While “free” sounds appealing, remember that open-source alerting software requires your team’s time for setup, maintenance, and troubleshooting. You’ll need someone who can configure servers, handle updates, and fix issues when they arise.
Paid alerting tools often cost less overall when you factor in these engineer hours. Plus, you get dedicated support.
Final Thoughts
Any alerting tool can send an alert, but the best ones do more. Every tool I mentioned here brings something special to the table.

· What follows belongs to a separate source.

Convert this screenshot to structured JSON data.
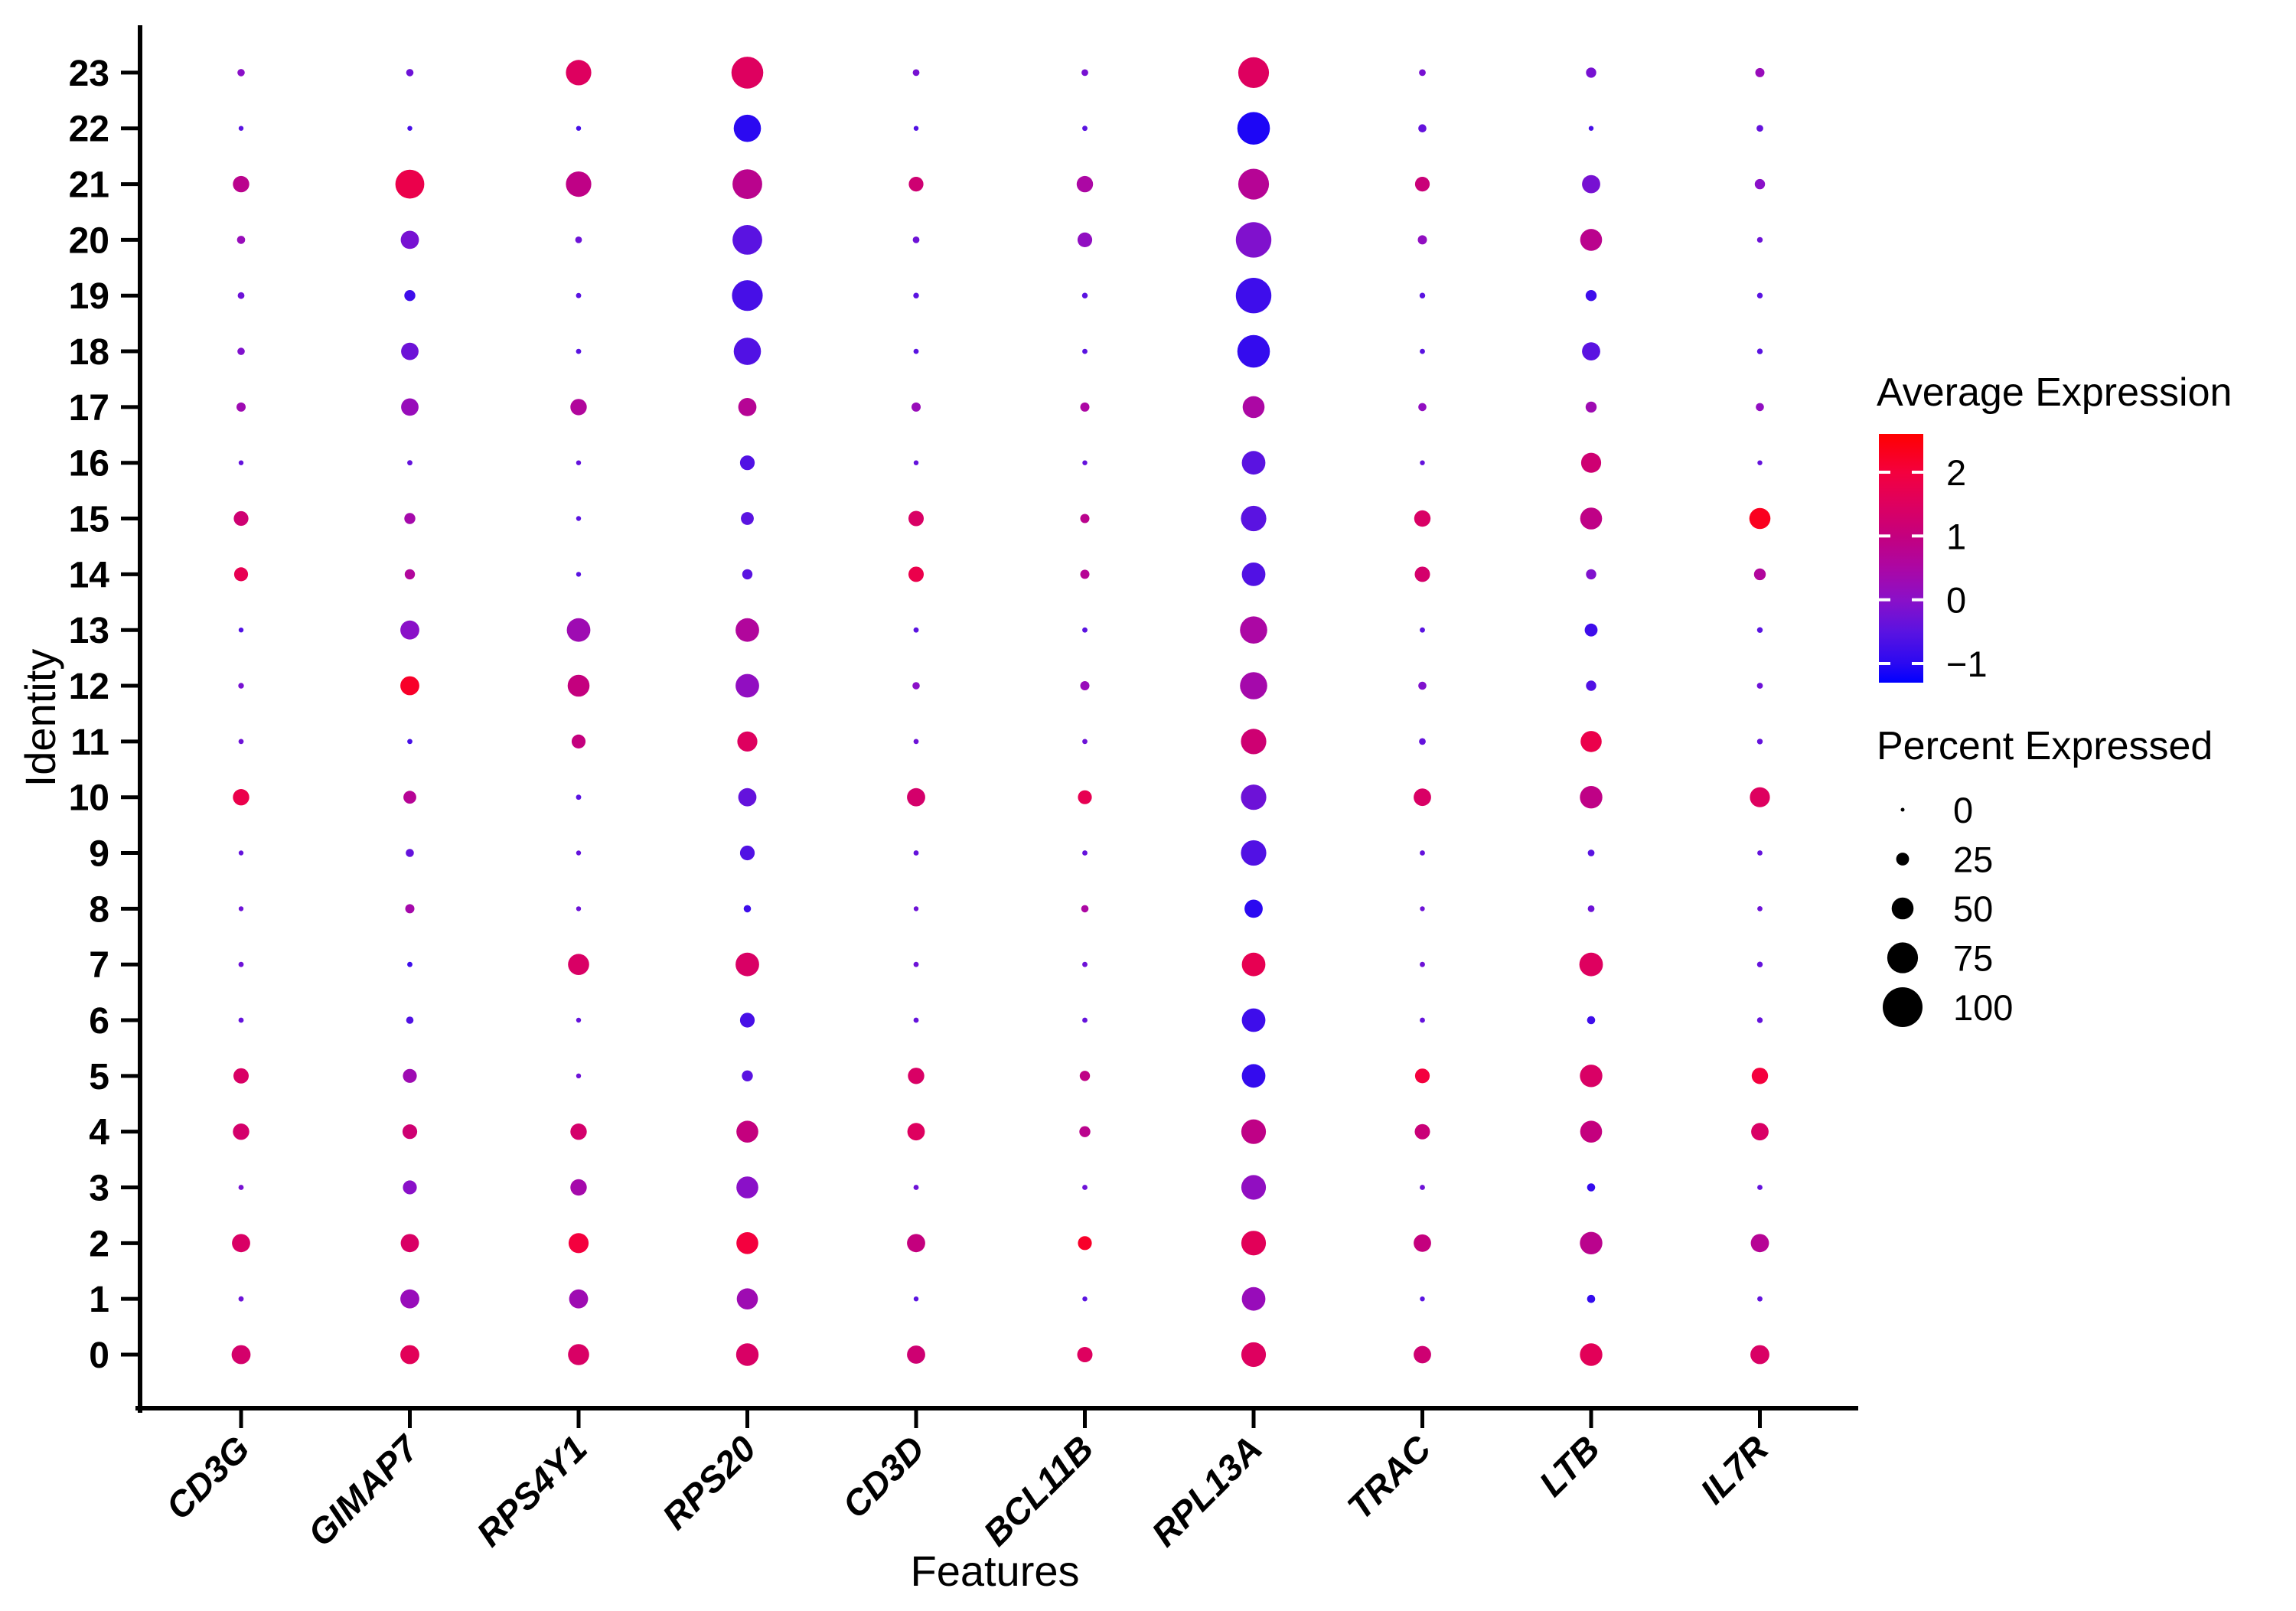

Some tools use AI to cut alert noise, like PagerDuty and Squadcast. Others, like Datadog On-Call or Splunk OnCall, deliver alerts packed with logs and metrics.
Then, there’s Spike that focuses on faster, clearer alerting with features like automatic title remapping, time-based escalations, and flexible alert modes.
My advice is to try a few options. Look for the standout features that solve your biggest alerting problems—whether it’s alert noise, routing complexity, or lack of context.
If Spike sounds like a good fit, you can try it free for 14 days and see how its features work for your team.
FAQs
What is the difference between alerting and monitoring?
Monitoring collects and tracks data about your systems to see how they perform. Alerting sends notifications when that data shows something needs your attention. For example, Datadog monitors your CPU usage continuously, but Spike alerts you via phone call when CPU hits 90%.
What is the difference between an alert and a notification?
An alert is a specific type of notification that requires immediate action. A notification is any message sent to inform you about system events. For example, “Database server is down” is an alert, and “Backup completed successfully” is a notification.
What is the difference between an alert and an incident?
An alert is a notification about a potential problem. An incident is the actual problem or outage that may result from one or more alerts. For example, if your API response time spikes, Prometheus sends an alert. If users can’t log in because of this spike, that becomes an incident requiring investigation and resolution.
What are the 4 types of alerts?
- Critical Alerts: These signal severe outages that need immediate action. For example, a “Payment processing down” alert sent via phone call.
- Warning Alerts: These point to problems that need attention soon to prevent them from becoming critical. For example, a “Disk space at 85%” alert sent via email.
- Informational Alerts: These are status updates that don’t require urgent action. For example, a “Deployment completed” notification sent to Slack.
- Recovery Alerts: These confirm that a problem has been resolved and services are back to normal. For example, a “Database connection restored” message in a team channel.